Voor welke oplossing zou een ‘welwillende dictator’ kiezen, die vrij zou zijn om een optimale en welvaartsmaximaliserende indeling van de
wereld af te dwingen, waarbij het nut van iedereen gezamenlijk wordt gemaximaliseerd? Hij zou elke overheid precies in het midden van
een land vestigen, de gemiddelde afstand van overheid tot onderdaan is dan immers het laagst. Verder worden alle landen even groot,
omdat in principe de afstand van een grensbewoner tot beide centrale overheden even groot moet zijn. Het optimale aantal landen neemt
toe naarmate de culturele verschillen (de ‘afstand’ tot de overheid) groter worden, en neemt af naarmate de kosten van de overheid groter
zijn. Het aantal landen dat feitelijk optimaal is hangt af van de waarde van deze variabelen.
Wat gebeurt er nu als individuen, uitgaande van de situatie die de welwillende dictator heeft gecreëerd, democratisch mogen kiezen in
welk land zij zouden willen wonen? Bij een gelijk belastingtarief is er altijd een meerderheid die erop vooruit gaat door zich af te scheiden
en vervolgens samen met grensbewoners van het buurland een nieuw land te vormen. Deze bewoners kunnen immers hun afstand tot de
overheid verminderen door zelf een overheid te installeren waarmee men een nauwer contact heeft. Voor de overgeblevenen moeten de
kosten van het instandhouden van de oorspronkelijke overheid over een kleiner aantal mensen worden omgeslagen. Verrassend is dat
democratieën hier in een te groot aantal landen resulteren, omdat een welwillende dictator de welvaart van iedereen meeneemt en niet
slechts die van de meerderheid.
In principe is een grensbewoner in dit model minder welvarend dan een inwoner van de hoofdstad, maar door een met de afstand
variërend belastingtarief te introduceren kan dit verschil worden gecompenseerd. Een interessante conclusie van dit model is dus dat een
belastingstelsel niet neutraal is bij het vaststellen van het optimale aantal landen.

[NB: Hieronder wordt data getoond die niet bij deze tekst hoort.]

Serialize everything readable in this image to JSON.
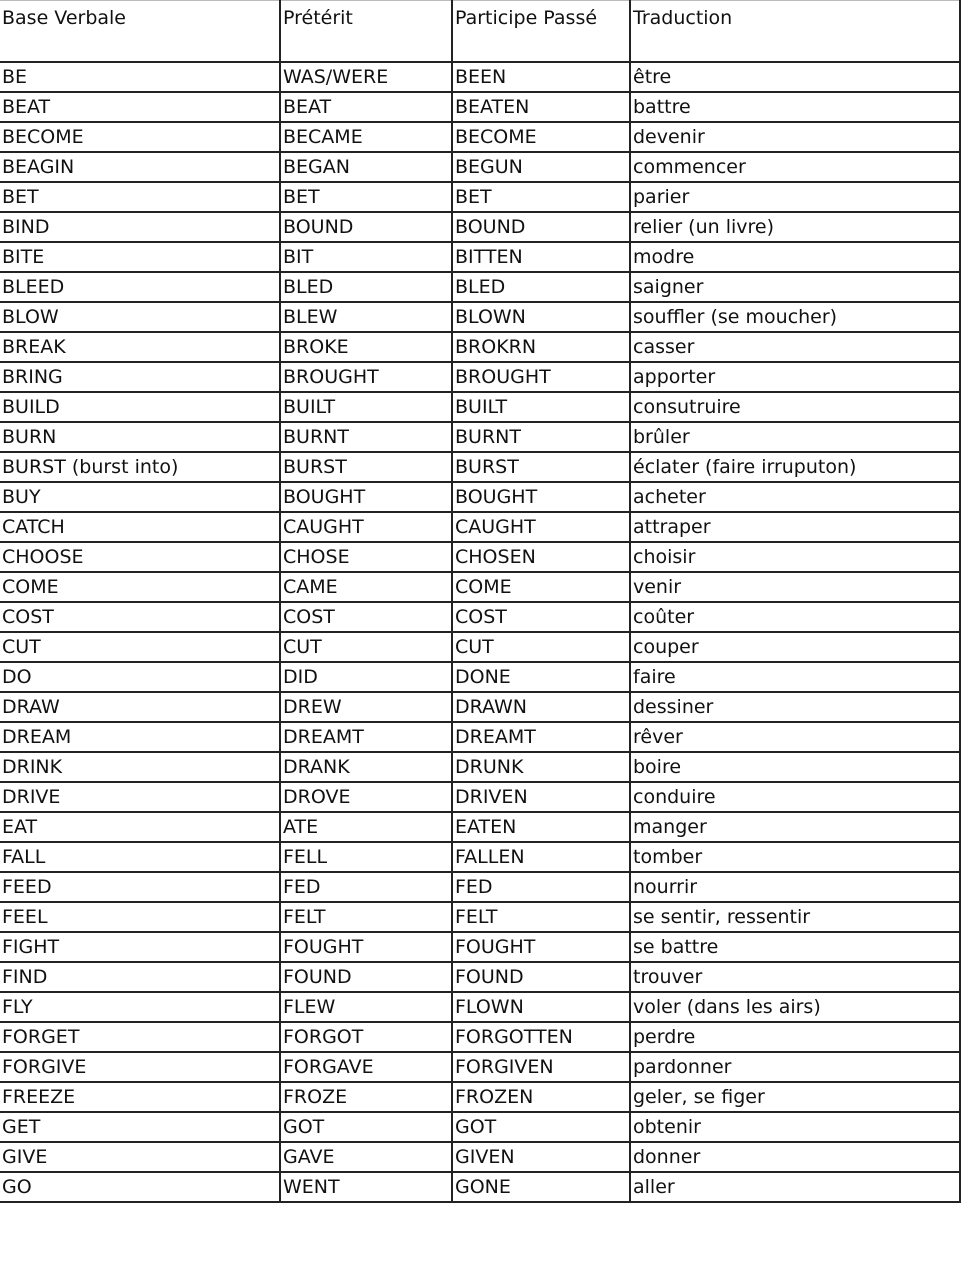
{
  "headers": [
    "Base Verbale",
    "Prétérit",
    "Participe Passé",
    "Traduction"
  ],
  "rows": [
    [
      "BE",
      "WAS/WERE",
      "BEEN",
      "être"
    ],
    [
      "BEAT",
      "BEAT",
      "BEATEN",
      "battre"
    ],
    [
      "BECOME",
      "BECAME",
      "BECOME",
      "devenir"
    ],
    [
      "BEAGIN",
      "BEGAN",
      "BEGUN",
      "commencer"
    ],
    [
      "BET",
      "BET",
      "BET",
      "parier"
    ],
    [
      "BIND",
      "BOUND",
      "BOUND",
      "relier (un livre)"
    ],
    [
      "BITE",
      "BIT",
      "BITTEN",
      "modre"
    ],
    [
      "BLEED",
      "BLED",
      "BLED",
      "saigner"
    ],
    [
      "BLOW",
      "BLEW",
      "BLOWN",
      "souffler (se moucher)"
    ],
    [
      "BREAK",
      "BROKE",
      "BROKRN",
      "casser"
    ],
    [
      "BRING",
      "BROUGHT",
      "BROUGHT",
      "apporter"
    ],
    [
      "BUILD",
      "BUILT",
      "BUILT",
      "consutruire"
    ],
    [
      "BURN",
      "BURNT",
      "BURNT",
      "brûler"
    ],
    [
      "BURST (burst into)",
      "BURST",
      "BURST",
      "éclater (faire irruputon)"
    ],
    [
      "BUY",
      "BOUGHT",
      "BOUGHT",
      "acheter"
    ],
    [
      "CATCH",
      "CAUGHT",
      "CAUGHT",
      "attraper"
    ],
    [
      "CHOOSE",
      "CHOSE",
      "CHOSEN",
      "choisir"
    ],
    [
      "COME",
      "CAME",
      "COME",
      "venir"
    ],
    [
      "COST",
      "COST",
      "COST",
      "coûter"
    ],
    [
      "CUT",
      "CUT",
      "CUT",
      "couper"
    ],
    [
      "DO",
      "DID",
      "DONE",
      "faire"
    ],
    [
      "DRAW",
      "DREW",
      "DRAWN",
      "dessiner"
    ],
    [
      "DREAM",
      "DREAMT",
      "DREAMT",
      "rêver"
    ],
    [
      "DRINK",
      "DRANK",
      "DRUNK",
      "boire"
    ],
    [
      "DRIVE",
      "DROVE",
      "DRIVEN",
      "conduire"
    ],
    [
      "EAT",
      "ATE",
      "EATEN",
      "manger"
    ],
    [
      "FALL",
      "FELL",
      "FALLEN",
      "tomber"
    ],
    [
      "FEED",
      "FED",
      "FED",
      "nourrir"
    ],
    [
      "FEEL",
      "FELT",
      "FELT",
      "se sentir, ressentir"
    ],
    [
      "FIGHT",
      "FOUGHT",
      "FOUGHT",
      "se battre"
    ],
    [
      "FIND",
      "FOUND",
      "FOUND",
      "trouver"
    ],
    [
      "FLY",
      "FLEW",
      "FLOWN",
      "voler (dans les airs)"
    ],
    [
      "FORGET",
      "FORGOT",
      "FORGOTTEN",
      "perdre"
    ],
    [
      "FORGIVE",
      "FORGAVE",
      "FORGIVEN",
      "pardonner"
    ],
    [
      "FREEZE",
      "FROZE",
      "FROZEN",
      "geler, se figer"
    ],
    [
      "GET",
      "GOT",
      "GOT",
      "obtenir"
    ],
    [
      "GIVE",
      "GAVE",
      "GIVEN",
      "donner"
    ],
    [
      "GO",
      "WENT",
      "GONE",
      "aller"
    ]
  ]
}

Vervolgens analyseren AS de gevolgen van toenemende openheid of de mate van integratie van economieën. Er wordt een extra
variabele aan het model toegevoegd die de mate van economische integratie weergeeft. Economische integratie vergroot de hoeveelheid
beschikbare kennis in de economie, waardoor schaalvoordelen verkregen kunnen worden. In kwalitatieve zin geeft deze variant dezelfde
oplossing als hierboven: het aantal landen bij een democratisch proces zal groter zijn dan het efficiënte aantal onder een welwillende
dictator. Echter, hoe kleiner de onderlinge integratie tussen landen, des te minder men kan profiteren van mondiale kennis. In het
evenwicht zal het aantal landen bij onvolledige economische integratie hierdoor kleiner zijn dan in de variant, waarin impliciet was
aangenomen dat de mate van integratie volledig was. Immers, men moet zelf voor de eigen ‘kennis’ zorgdragen. En het ‘human capital’

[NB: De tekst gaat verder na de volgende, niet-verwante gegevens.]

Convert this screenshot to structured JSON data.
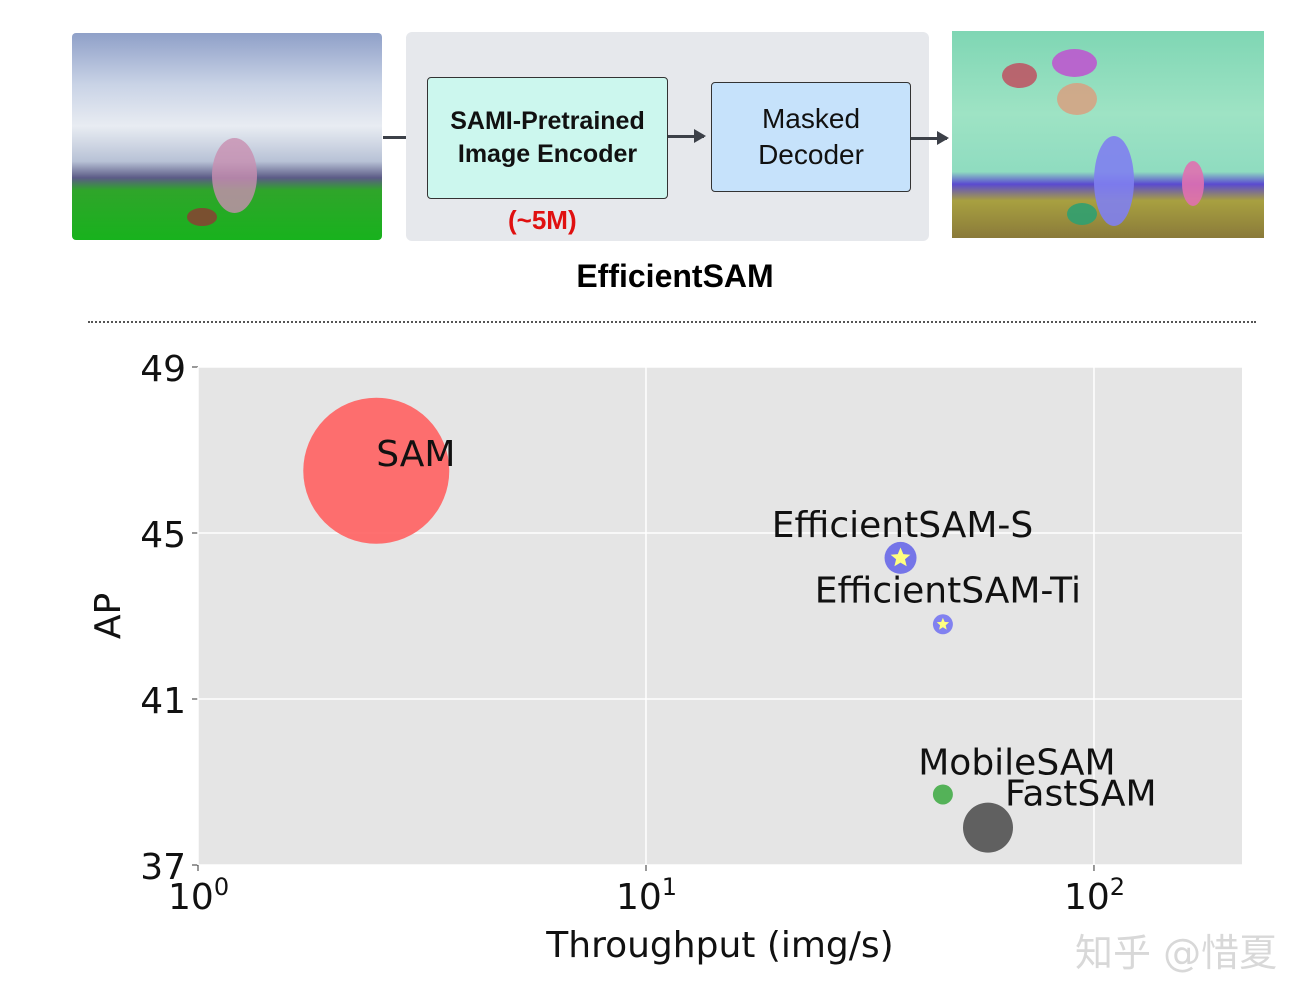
{
  "diagram": {
    "encoder_label_line1": "SAMI-Pretrained",
    "encoder_label_line2": "Image Encoder",
    "encoder_params": "(~5M)",
    "decoder_label_line1": "Masked",
    "decoder_label_line2": "Decoder",
    "title": "EfficientSAM"
  },
  "chart_data": {
    "type": "scatter",
    "xlabel": "Throughput (img/s)",
    "ylabel": "AP",
    "x_scale": "log",
    "xlim": [
      1,
      214
    ],
    "ylim": [
      37,
      49
    ],
    "x_ticks": [
      {
        "value": 1,
        "base": "10",
        "exp": "0"
      },
      {
        "value": 10,
        "base": "10",
        "exp": "1"
      },
      {
        "value": 100,
        "base": "10",
        "exp": "2"
      }
    ],
    "y_ticks": [
      "37",
      "41",
      "45",
      "49"
    ],
    "grid": true,
    "background": "#e5e5e5",
    "points": [
      {
        "label": "SAM",
        "x": 2.5,
        "y": 46.5,
        "size": "large",
        "color": "#ff6060",
        "marker": "circle"
      },
      {
        "label": "EfficientSAM-S",
        "x": 37,
        "y": 44.4,
        "size": "small",
        "color": "#6f6fe8",
        "marker": "circle-star"
      },
      {
        "label": "EfficientSAM-Ti",
        "x": 46,
        "y": 42.8,
        "size": "tiny",
        "color": "#7b7bf0",
        "marker": "circle-star"
      },
      {
        "label": "MobileSAM",
        "x": 46,
        "y": 38.7,
        "size": "tiny",
        "color": "#4caf50",
        "marker": "circle"
      },
      {
        "label": "FastSAM",
        "x": 58,
        "y": 37.9,
        "size": "medium",
        "color": "#595959",
        "marker": "circle"
      }
    ]
  },
  "watermark": "知乎 @惜夏"
}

neemt toe met het aantal inwoners. Omgekeerd geldt ook dat hoe groter de economische integratie tussen landen is, des te kleiner zij
kunnen zijn (en hoe groter het aantal). Regionaal separatisme zal dus gepaard gaan met verdergaande economische samenwerking.
De volgende conclusies kunnen worden getrokken. Allereerst, geeft het model een verklaring voor het verschijnsel dat democratische
bestuursvormen en het aantal landen met elkaar samen schijnen te hangen (zie Oost-Europa). Daarnaast verklaart het model dat politieke
integratieprocessen, zoals in Europa, niet altijd even soepel verlopen als er feitelijk al van economische integratie sprake is. Denk aan de
positie van Denemarken en het VK in de Europese Unie; de voordelen van vrij verkeer van goederen en diensten heeft men al, terwijl men
toch bevreesd is dat de EU niet voorziet in specifieke behoeften van het eigen volk. Een toekomstige Europese centrale overheid zal er
dus voor moeten waken dat de culturele afstand met diverse regio’s niet te groot wordt. Hiertoe moet een afgewogen belastingstelsel en
transfersysteem worden ontworpen, om inwoners in perifere gebieden te weerhouden zich te gaan afzetten tegen de EU
1 A. Alesina en E. Spolaore, On the number and size of nations , NBER Working Paper Series, nr. 5050, 1995.